It could have been small town Iowa. Dignitaries arrived. The local sports team stood at attention in orange t-shirts. The drummers set the pace, and the musicians played. The town fathers presided in a ceremony in front of the church next to the school. Young mothers with babies and young children sat near the back. Students stood in rows by class. The parent organization sat together as did the teachers. The children sang. Mooing cattle provided background for a speech by a special boy, the school’s brightest. And they gave us gifts made locally.
But this scene played out in rural Congo (DRC). It was a soccer team with only one ball, and the children wore hand-me-down school uniforms faded from over-washing. The band didn’t march.
After the ceremony the “school board” showed us binders filled with budgetary detail. A capacity-building program sponsored by USAID is helping local leaders, both men and women, take responsibility for their school. They showed us the new latrines that the community had built with a side for girls and a side for boys. Now they need a new school to replace the one washed away by seasonal rains. In the makeshift school children sit on red bricks because there are no desks. Worse, there are no textbooks.

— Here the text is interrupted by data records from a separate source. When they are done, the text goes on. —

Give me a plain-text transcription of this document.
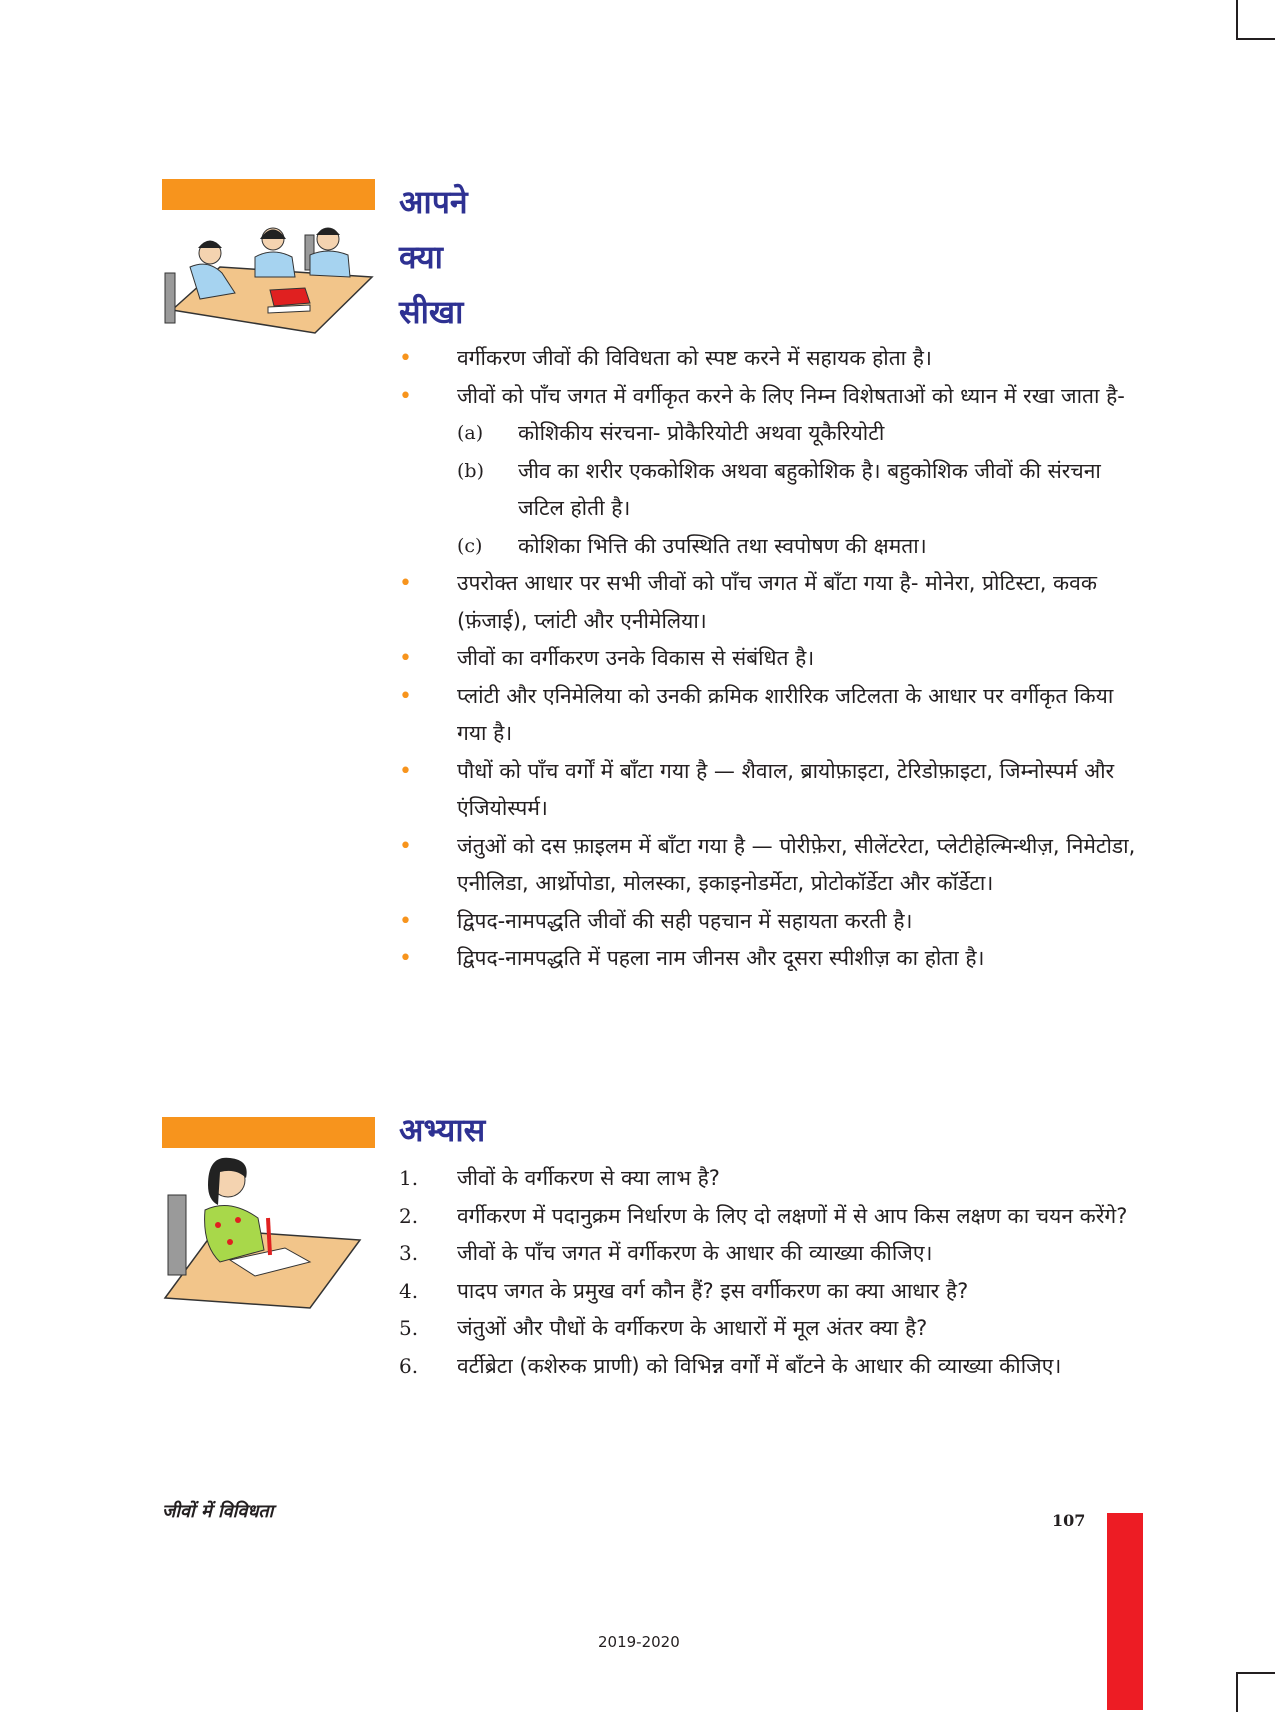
आपने
क्या
सीखा
• वर्गीकरण जीवों की विविधता को स्पष्ट करने में सहायक होता है।
• जीवों को पाँच जगत में वर्गीकृत करने के लिए निम्न विशेषताओं को ध्यान में रखा जाता है-
(a) कोशिकीय संरचना- प्रोकैरियोटी अथवा यूकैरियोटी
(b) जीव का शरीर एककोशिक अथवा बहुकोशिक है। बहुकोशिक जीवों की संरचना जटिल होती है।
(c) कोशिका भित्ति की उपस्थिति तथा स्वपोषण की क्षमता।
• उपरोक्त आधार पर सभी जीवों को पाँच जगत में बाँटा गया है- मोनेरा, प्रोटिस्टा, कवक (फ़ंजाई), प्लांटी और एनीमेलिया।
• जीवों का वर्गीकरण उनके विकास से संबंधित है।
• प्लांटी और एनिमेलिया को उनकी क्रमिक शारीरिक जटिलता के आधार पर वर्गीकृत किया गया है।
• पौधों को पाँच वर्गों में बाँटा गया है — शैवाल, ब्रायोफ़ाइटा, टेरिडोफ़ाइटा, जिम्नोस्पर्म और एंजियोस्पर्म।
• जंतुओं को दस फ़ाइलम में बाँटा गया है — पोरीफ़ेरा, सीलेंटरेटा, प्लेटीहेल्मिन्थीज़, निमेटोडा, एनीलिडा, आर्थ्रोपोडा, मोलस्का, इकाइनोडर्मेटा, प्रोटोकॉर्डेटा और कॉर्डेटा।
• द्विपद-नामपद्धति जीवों की सही पहचान में सहायता करती है।
• द्विपद-नामपद्धति में पहला नाम जीनस और दूसरा स्पीशीज़ का होता है।
अभ्यास
1. जीवों के वर्गीकरण से क्या लाभ है?
2. वर्गीकरण में पदानुक्रम निर्धारण के लिए दो लक्षणों में से आप किस लक्षण का चयन करेंगे?
3. जीवों के पाँच जगत में वर्गीकरण के आधार की व्याख्या कीजिए।
4. पादप जगत के प्रमुख वर्ग कौन हैं? इस वर्गीकरण का क्या आधार है?
5. जंतुओं और पौधों के वर्गीकरण के आधारों में मूल अंतर क्या है?
6. वर्टीब्रेटा (कशेरुक प्राणी) को विभिन्न वर्गों में बाँटने के आधार की व्याख्या कीजिए।
जीवों में विविधता	107
2019-2020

The problem is sometimes where to start. Should donors like USAID help with infrastructure? Research tells us that if we build more schools closer to where children live, they will feel safer coming to school, especially girls who are at risk of sexual violence. Do we train teachers,especially women, so that parents will feel more comfortable sending their girls to school? Or do we help find a way to alleviate school fees assessed to supplement the meager salaries paid to teachers. Can we do both?
In much the same way we value local control of our schools, local people, especially parents, are learning to have a say in the solutions to these problems. The International Rescue Committee through USAID’s Opportunities for Equitable Access to Basic Education (OPEQ) program is working with parent groups in targeted schools in Katanga province to teach civic involvement. These parents are creating and implementing a school improvement plan. The skills they are learning will carry over into many other aspects of community life.
OPEQ is also training the teachers. Armed with a piece of chalk, a chalk board, and newly acquired skills, these teachers are starting to teach reading by teaching the children of Katanga province in their mother tongue, then transitioning to French, the national language. This is a hard-sell for parents who need convincing that research shows starting with the language children speak is the best way to give them the tools to read in other languages.
A new latrine, teachers eager to show off their skills: small steps by western standards, but as anyone on Main Street knows, the key ingredient is always the parents. It’s a good place to start.